FIG. 12 is a circuit diagram for explaining a trap circuit according to another embodiment of the present invention.

13 is a diagram showing an attenuation-frequency characteristic of the trap circuit shown in FIG.

FIG. 14 is a plan view for explaining another example of the piezoelectric resonator used in the present invention.

[Explanation of symbols]

 21 ... Piezoelectric resonator 22 ... Piezoelectric substrate 23, 24 ... IDT 28, 29 ... 1st, 2nd resonance part 30, 35 ... Inductance element 41 ... Piezoelectric resonator 42 ... Piezoelectric substrate 45 ... IDT

Claims (4)

[Claims] 1. A piezoelectric substrate, and two sets of interdigital transducers connected to each other so as to form two resonant portions each having two resonant characteristics on the piezoelectric substrate.

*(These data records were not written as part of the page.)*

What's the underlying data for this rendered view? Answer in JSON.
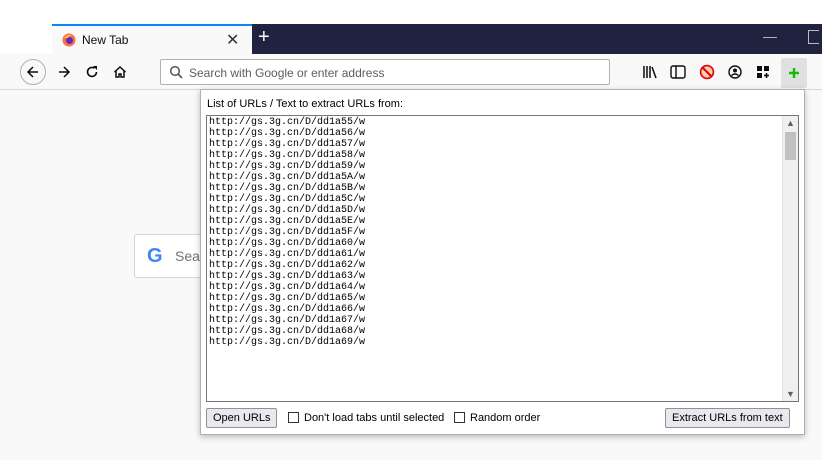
{
  "browser": {
    "tab": {
      "title": "New Tab",
      "close_glyph": "✕",
      "favicon": "firefox-icon"
    },
    "new_tab_glyph": "+",
    "window": {
      "minimize_glyph": "—"
    },
    "nav": {
      "back_icon": "back-arrow-icon",
      "forward_icon": "forward-arrow-icon",
      "reload_icon": "reload-icon",
      "home_icon": "home-icon"
    },
    "urlbar": {
      "placeholder": "Search with Google or enter address",
      "value": ""
    },
    "toolbar_icons": [
      "library-icon",
      "sidebar-icon",
      "blocked-addon-icon",
      "account-icon",
      "grid-icon",
      "url-extension-icon"
    ]
  },
  "newtab_page": {
    "search_logo": "G",
    "search_text": "Sea"
  },
  "popup": {
    "label": "List of URLs / Text to extract URLs from:",
    "urls": [
      "http://gs.3g.cn/D/dd1a55/w",
      "http://gs.3g.cn/D/dd1a56/w",
      "http://gs.3g.cn/D/dd1a57/w",
      "http://gs.3g.cn/D/dd1a58/w",
      "http://gs.3g.cn/D/dd1a59/w",
      "http://gs.3g.cn/D/dd1a5A/w",
      "http://gs.3g.cn/D/dd1a5B/w",
      "http://gs.3g.cn/D/dd1a5C/w",
      "http://gs.3g.cn/D/dd1a5D/w",
      "http://gs.3g.cn/D/dd1a5E/w",
      "http://gs.3g.cn/D/dd1a5F/w",
      "http://gs.3g.cn/D/dd1a60/w",
      "http://gs.3g.cn/D/dd1a61/w",
      "http://gs.3g.cn/D/dd1a62/w",
      "http://gs.3g.cn/D/dd1a63/w",
      "http://gs.3g.cn/D/dd1a64/w",
      "http://gs.3g.cn/D/dd1a65/w",
      "http://gs.3g.cn/D/dd1a66/w",
      "http://gs.3g.cn/D/dd1a67/w",
      "http://gs.3g.cn/D/dd1a68/w",
      "http://gs.3g.cn/D/dd1a69/w"
    ],
    "open_button": "Open URLs",
    "dont_load_label": "Don't load tabs until selected",
    "dont_load_checked": false,
    "random_order_label": "Random order",
    "random_order_checked": false,
    "extract_button": "Extract URLs from text"
  }
}
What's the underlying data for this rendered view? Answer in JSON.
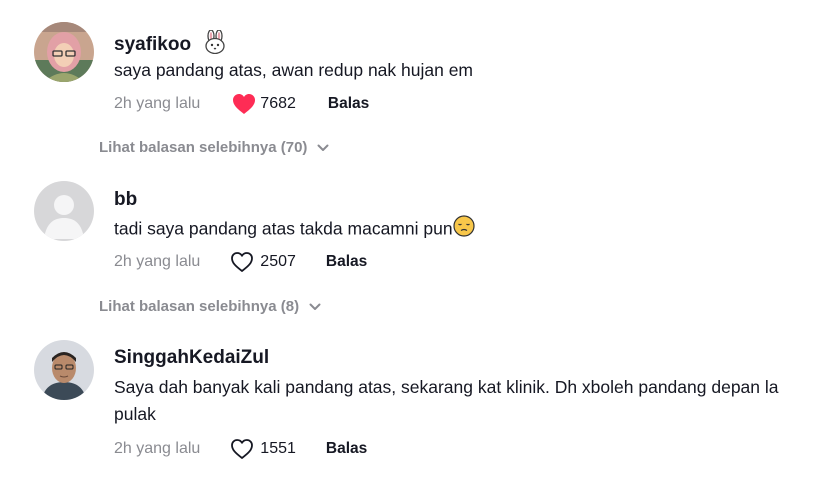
{
  "comments": [
    {
      "username": "syafikoo",
      "username_emoji": "rabbit-face-emoji",
      "text": "saya pandang atas, awan redup nak hujan em",
      "time": "2h yang lalu",
      "likes": "7682",
      "liked": true,
      "reply_label": "Balas",
      "view_replies": "Lihat balasan selebihnya (70)"
    },
    {
      "username": "bb",
      "text": "tadi saya pandang atas takda macamni pun",
      "text_emoji": "pensive-face-emoji",
      "time": "2h yang lalu",
      "likes": "2507",
      "liked": false,
      "reply_label": "Balas",
      "view_replies": "Lihat balasan selebihnya (8)"
    },
    {
      "username": "SinggahKedaiZul",
      "text": "Saya dah banyak kali pandang atas, sekarang kat klinik. Dh xboleh pandang depan la pulak",
      "time": "2h yang lalu",
      "likes": "1551",
      "liked": false,
      "reply_label": "Balas"
    }
  ],
  "colors": {
    "like_active": "#fe2c55",
    "muted": "#8a8b91",
    "text": "#161823"
  }
}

And a piezoelectric resonator using an SH type surface wave, wherein the two resonators are electrically connected in parallel. 2. The trap circuit, further comprising an inductance element connected between the two resonance parts or at least one of the preceding stages of the part where the two resonance parts are provided. 3. An SH type surface wave, which has a piezoelectric substrate and an interdigital transducer formed on the piezoelectric substrate and is electrically connected in parallel to each other so as to have two resonance characteristics, is used. A trap circuit comprising the first and second piezoelectric resonators. 4. An inductance element connected between the first and second piezoelectric resonators or at least one of the preceding stages of the portion where the first and second piezoelectric resonators are provided. Yes, the trap circuit.